CRP ve ESR yüksekliği ise hastalar ve doktorlar arasında kafa karışıklığı yaratmaktadır. Öncelikle hastaya tanı konmasını güçleştirmekte ardından ise halihazırda tanısı olan romatoloji hastaları için ise takip ve tedaviyi zorlaştırmaktadır. Çünkü birçok tedavi değişikliği bu iki değere göre yapılmaktadır.

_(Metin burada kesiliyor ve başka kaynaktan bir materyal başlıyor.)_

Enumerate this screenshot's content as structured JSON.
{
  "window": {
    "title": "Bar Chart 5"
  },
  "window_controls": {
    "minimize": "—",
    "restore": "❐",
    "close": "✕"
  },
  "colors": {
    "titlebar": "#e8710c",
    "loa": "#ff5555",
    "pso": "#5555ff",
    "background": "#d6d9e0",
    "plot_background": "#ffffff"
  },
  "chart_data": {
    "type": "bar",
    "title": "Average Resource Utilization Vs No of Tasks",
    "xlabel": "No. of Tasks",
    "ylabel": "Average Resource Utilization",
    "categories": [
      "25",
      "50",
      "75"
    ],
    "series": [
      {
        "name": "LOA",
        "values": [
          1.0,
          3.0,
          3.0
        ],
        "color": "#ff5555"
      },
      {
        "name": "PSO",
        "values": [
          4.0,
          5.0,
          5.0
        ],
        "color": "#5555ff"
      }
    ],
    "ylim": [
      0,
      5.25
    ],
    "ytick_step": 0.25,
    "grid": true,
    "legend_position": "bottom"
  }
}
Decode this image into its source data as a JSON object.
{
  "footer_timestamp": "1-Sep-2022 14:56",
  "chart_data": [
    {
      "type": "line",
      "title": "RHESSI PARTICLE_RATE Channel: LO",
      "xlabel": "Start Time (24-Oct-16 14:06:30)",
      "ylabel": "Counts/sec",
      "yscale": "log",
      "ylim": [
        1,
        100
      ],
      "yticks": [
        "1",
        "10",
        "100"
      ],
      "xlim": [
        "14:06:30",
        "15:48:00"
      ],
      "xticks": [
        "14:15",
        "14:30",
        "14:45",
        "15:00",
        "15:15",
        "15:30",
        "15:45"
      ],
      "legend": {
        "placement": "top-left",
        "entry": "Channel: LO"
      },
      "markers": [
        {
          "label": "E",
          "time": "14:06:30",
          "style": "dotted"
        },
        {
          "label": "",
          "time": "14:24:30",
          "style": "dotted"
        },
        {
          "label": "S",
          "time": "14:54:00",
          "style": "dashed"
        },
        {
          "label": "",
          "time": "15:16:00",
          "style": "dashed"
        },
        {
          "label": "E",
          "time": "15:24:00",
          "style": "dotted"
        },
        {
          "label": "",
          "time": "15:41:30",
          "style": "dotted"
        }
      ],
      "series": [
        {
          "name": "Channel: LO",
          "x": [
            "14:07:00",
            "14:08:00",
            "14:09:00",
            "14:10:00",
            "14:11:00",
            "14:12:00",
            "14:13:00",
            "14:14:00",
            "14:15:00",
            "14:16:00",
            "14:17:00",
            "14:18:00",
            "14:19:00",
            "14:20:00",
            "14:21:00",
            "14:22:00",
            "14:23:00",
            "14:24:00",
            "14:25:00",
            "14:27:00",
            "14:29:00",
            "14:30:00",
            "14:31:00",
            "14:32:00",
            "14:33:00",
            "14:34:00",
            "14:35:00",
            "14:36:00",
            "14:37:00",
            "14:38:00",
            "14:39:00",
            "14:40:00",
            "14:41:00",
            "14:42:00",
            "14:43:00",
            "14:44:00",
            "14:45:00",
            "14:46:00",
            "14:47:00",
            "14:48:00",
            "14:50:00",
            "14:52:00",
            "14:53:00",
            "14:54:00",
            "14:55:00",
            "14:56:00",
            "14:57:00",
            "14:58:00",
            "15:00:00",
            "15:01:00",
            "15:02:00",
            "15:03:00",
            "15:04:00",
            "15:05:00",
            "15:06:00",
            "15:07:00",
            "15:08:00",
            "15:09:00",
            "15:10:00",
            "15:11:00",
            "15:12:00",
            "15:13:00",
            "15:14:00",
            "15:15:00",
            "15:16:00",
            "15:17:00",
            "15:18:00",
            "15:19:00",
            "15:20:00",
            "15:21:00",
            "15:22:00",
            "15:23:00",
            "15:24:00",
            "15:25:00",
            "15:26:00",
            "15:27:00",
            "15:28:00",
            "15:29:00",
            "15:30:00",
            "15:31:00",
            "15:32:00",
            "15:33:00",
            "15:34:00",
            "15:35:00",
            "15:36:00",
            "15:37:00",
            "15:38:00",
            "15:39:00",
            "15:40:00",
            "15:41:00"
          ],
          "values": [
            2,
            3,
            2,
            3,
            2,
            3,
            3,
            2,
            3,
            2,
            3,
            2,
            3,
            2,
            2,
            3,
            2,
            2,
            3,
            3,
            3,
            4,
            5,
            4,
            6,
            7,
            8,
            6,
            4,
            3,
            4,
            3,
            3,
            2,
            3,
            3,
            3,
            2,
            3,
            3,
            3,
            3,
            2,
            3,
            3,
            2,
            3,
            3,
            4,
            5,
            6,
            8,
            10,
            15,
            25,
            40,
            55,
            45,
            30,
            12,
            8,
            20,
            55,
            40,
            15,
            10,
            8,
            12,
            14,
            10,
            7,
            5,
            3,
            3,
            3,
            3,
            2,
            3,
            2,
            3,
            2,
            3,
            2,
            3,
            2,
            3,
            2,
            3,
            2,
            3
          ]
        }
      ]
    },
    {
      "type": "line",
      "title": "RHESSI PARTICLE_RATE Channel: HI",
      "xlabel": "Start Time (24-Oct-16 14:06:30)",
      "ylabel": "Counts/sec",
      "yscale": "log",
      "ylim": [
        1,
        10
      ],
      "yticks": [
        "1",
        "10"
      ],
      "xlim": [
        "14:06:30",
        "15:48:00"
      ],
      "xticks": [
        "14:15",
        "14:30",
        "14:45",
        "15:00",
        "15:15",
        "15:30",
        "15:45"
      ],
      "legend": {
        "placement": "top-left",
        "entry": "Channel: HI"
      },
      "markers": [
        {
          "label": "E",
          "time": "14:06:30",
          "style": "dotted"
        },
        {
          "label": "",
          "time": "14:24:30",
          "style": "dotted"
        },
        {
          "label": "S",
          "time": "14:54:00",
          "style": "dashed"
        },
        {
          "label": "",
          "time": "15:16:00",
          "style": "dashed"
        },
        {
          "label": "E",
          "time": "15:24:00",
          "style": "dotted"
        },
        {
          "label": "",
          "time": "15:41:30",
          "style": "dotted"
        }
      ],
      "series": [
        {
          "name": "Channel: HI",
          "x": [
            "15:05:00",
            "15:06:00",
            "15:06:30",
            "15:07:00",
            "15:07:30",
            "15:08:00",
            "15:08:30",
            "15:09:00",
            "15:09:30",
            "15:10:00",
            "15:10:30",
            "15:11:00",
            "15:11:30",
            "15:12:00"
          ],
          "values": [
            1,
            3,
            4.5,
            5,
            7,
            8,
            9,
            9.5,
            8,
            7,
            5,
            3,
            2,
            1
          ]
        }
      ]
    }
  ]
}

Ayrıca sağlık sisteminde gereksiz harcama yapılmasına sebep olmakta ve de hasta ve sağlık çalışanının zamanını almaktadır.
Burada doktorun görevi obezitenin de bir hastalık olduğunu bilmek ve hastaya kabul ettirmektir. Birçok hasta sadece obez olduğu için yükselen bu değerler nedeniyle daha fazla tetkik edilmemeli ve acilen kilo vermesi konusunda uyarılmalıdır.
Yukarıda bahsedilen araştırmalar aynı zamanda kilo kaybının ve normal kiloya dönmenin bu etkileri geri çevirdiğini de göstermiştir. Bu şekilde bir yöntem izlenerek hasta kilo vermesi cesaretlendirilmelidir.
Hastaları ise günümüzde obezitenin adeta yaş ile gelen bir özellik olduğu fikrini terk etmesi ve en azından sorunu kabul etmesi gerekir. Burada özellikle eğitimin de önemi vardır, özellikle karbonhidrat ağırlıklı beslenilen kırsal kesimde, çevredeki herkesin obez olması ve beden algısının bozulması ile ne yazık ki hasta obez olduğunu dahi kabul etmemekte-dir. Polikliğe obezler için özel olarak yapılmış tekerlekli sandalye ile gelen ve obezite nedenli ayağa dahi kalkamayan hastaya kilo vermesi önerilince kilolu olmadığını belirtebilmektedir.
Son olarak benim düşüncem bir hasta hastalığı ile ilgili yardım aramadan önce kendi sağlık durumunu düzeltebilecek her şeyi yapmak ile yükümlüdür. Örneğin nasıl sigaranın nefes darlığı yaptığına inanmayan bir hastaya yardım etmek mümkün değilse, aşırı kilonun da sağlığı bozucu bir etkiye sahip olduğunu kabul etmeden sadece ESR ve CRP’ye bel bağlamak da doğru değildir.